A judge has told a 37-year-old Co Dublin fruit farm supervisor that he considered a rear-ending accident in which he was involved had been staged.

Judge James McCourt, throwing out a €60,000 damages claim by Kamil Losik, said Losik may not have been one of an inner circle of people involved in staging accidents but knew, or ought to have known, that the crash in which he claimed to have been injured had been staged.

“There was an outer ring of people known to each other, at least loosely, through their geographical location in north county Dublin or through their background or through their places of work,” Judge McCourt said in the Circuit Civil Court.

After Judge McCourt dismissed Losik’s claim, three other Polish men who had been passengers in Losik’s car – Artur Kozlowski, Bartlomiej Wawrzyniak and Tomasz Szczepanski, with addresses in Swords,- and who, between them, had been claiming damages totalling €180,000, withdrew their claims.

Their cases were not heard by the court and no findings, apart from noting the withdrawal of their cases, had been made against them.

Delivery job

The four men, seeking a total of quarter of a million euro, including special damages, had sued National Retrofit & Construction Services Limited, Laraghcon, Lucan, Co Dublin; one of its then drivers Damien McEvoy, of Kilmore, Enfield, Co Meath, and the Motor Insurers’ Bureau. National Retrofit claimed McEvoy, at the late evening time of the accident, had not been authorised to drive its van in a delivery job for a friend.

Barrister Paul McMorrow, who appeared with David Culleton of Mason Hayes and Curran Solicitors for National Retrofit and the bureau, successfully applied for Losik’s passengers to remain outside the court while his case was being dealt with and Judge McCourt directed they surrender their phones to their solicitors.

Mr McMorrow said McEvoy had not chosen to participate in the case and was not represented. A defence, alleging that the accident had been staged, had been entered on behalf of Zurich Insurance Plc, insurers of Retrofit’s van.

Losik, of Cianlea, Swords, claimed the van had rear ended his car at Applewood Village Green roundabout at Broadmeadow, Swords in February 2017.

Judge McCourt, dismissing Losik’s claim, said his historical recollection had been evasive and any admissions secured had been slow in forthcoming.

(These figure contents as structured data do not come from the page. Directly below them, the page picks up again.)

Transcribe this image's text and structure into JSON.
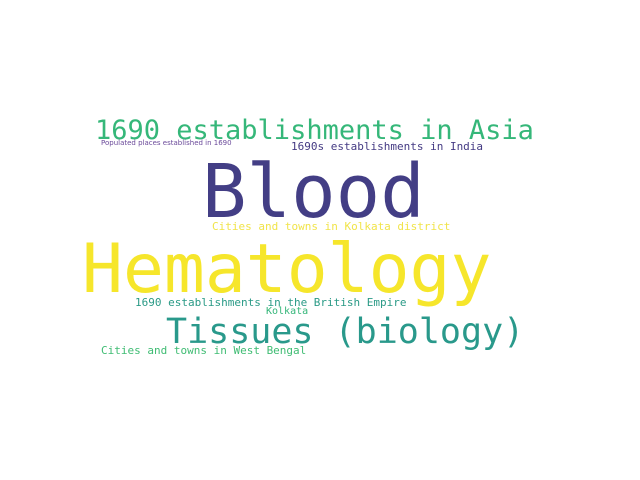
{
  "words": {
    "hematology": "Hematology",
    "blood": "Blood",
    "asia": "1690 establishments in Asia",
    "tissues": "Tissues (biology)",
    "india": "1690s establishments in India",
    "populated": "Populated places established in 1690",
    "kolkata_district": "Cities and towns in Kolkata district",
    "british": "1690 establishments in the British Empire",
    "kolkata": "Kolkata",
    "west_bengal": "Cities and towns in West Bengal"
  },
  "colors": {
    "hematology": "#f6e62b",
    "blood": "#433e85",
    "asia": "#35b779",
    "tissues": "#29998b",
    "india": "#443a83",
    "populated": "#6b4a9a",
    "kolkata_district": "#f1e44a",
    "british": "#2a9a86",
    "kolkata": "#34b679",
    "west_bengal": "#3fbc73"
  }
}
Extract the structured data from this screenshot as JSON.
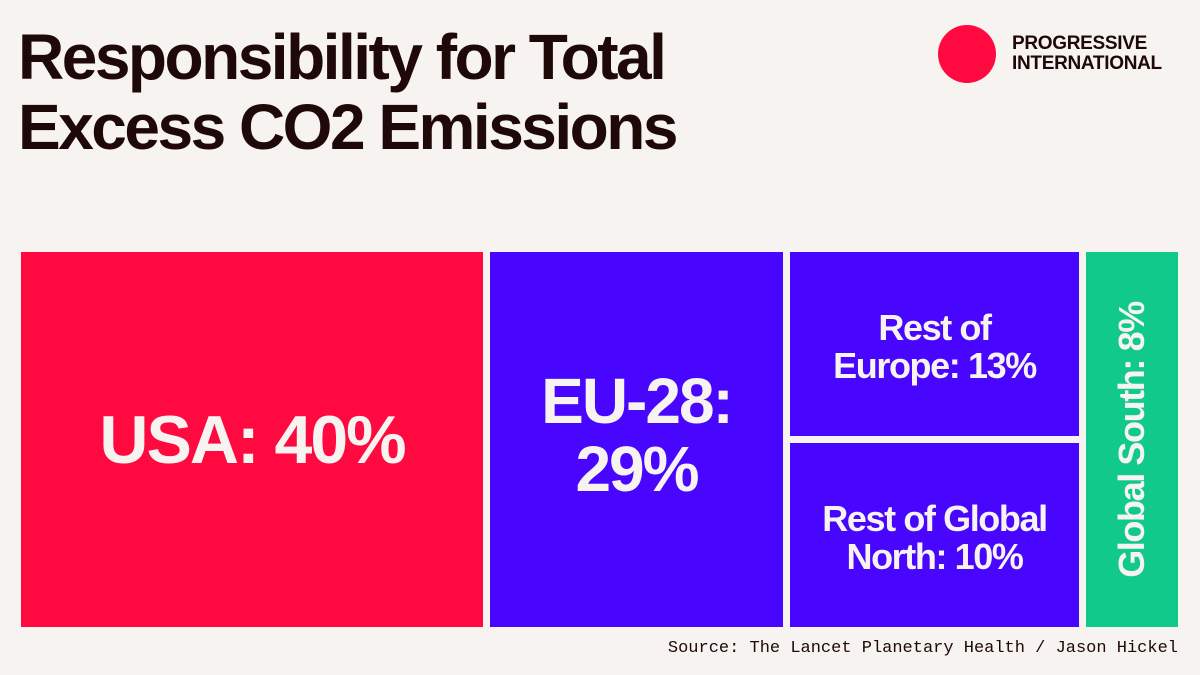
{
  "title_lines": [
    "Responsibility for Total",
    "Excess CO2 Emissions"
  ],
  "brand": {
    "name_lines": [
      "PROGRESSIVE",
      "INTERNATIONAL"
    ],
    "dot_color": "#ff0a40"
  },
  "source": "Source: The Lancet Planetary Health / Jason Hickel",
  "colors": {
    "background": "#f6f3f0",
    "red": "#ff0a40",
    "purple": "#4806ff",
    "green": "#12c98c",
    "text_on_tile": "#f6f3f0",
    "title": "#1e0808"
  },
  "chart_data": {
    "type": "treemap",
    "title": "Responsibility for Total Excess CO2 Emissions",
    "unit": "%",
    "items": [
      {
        "name": "USA",
        "value": 40,
        "label_lines": [
          "USA: 40%"
        ],
        "color": "#ff0a40"
      },
      {
        "name": "EU-28",
        "value": 29,
        "label_lines": [
          "EU-28:",
          "29%"
        ],
        "color": "#4806ff"
      },
      {
        "name": "Rest of Europe",
        "value": 13,
        "label_lines": [
          "Rest of",
          "Europe: 13%"
        ],
        "color": "#4806ff"
      },
      {
        "name": "Rest of Global North",
        "value": 10,
        "label_lines": [
          "Rest of Global",
          "North: 10%"
        ],
        "color": "#4806ff"
      },
      {
        "name": "Global South",
        "value": 8,
        "label_lines": [
          "Global South: 8%"
        ],
        "color": "#12c98c"
      }
    ],
    "legend": "none",
    "grid": false
  }
}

“I am of the view (the accident) was staged and that Mr Losik knew or ought to have known that it was,” Judge McCourt said. “He is an unreliable witness and I don’t believe him.” He made an order for costs against Losik.

When Mr McMorrow asked for a costs order against Damien McEvoy, Judge McCourt said there was no reality in it. “You have done a good job for your clients,” the judge said.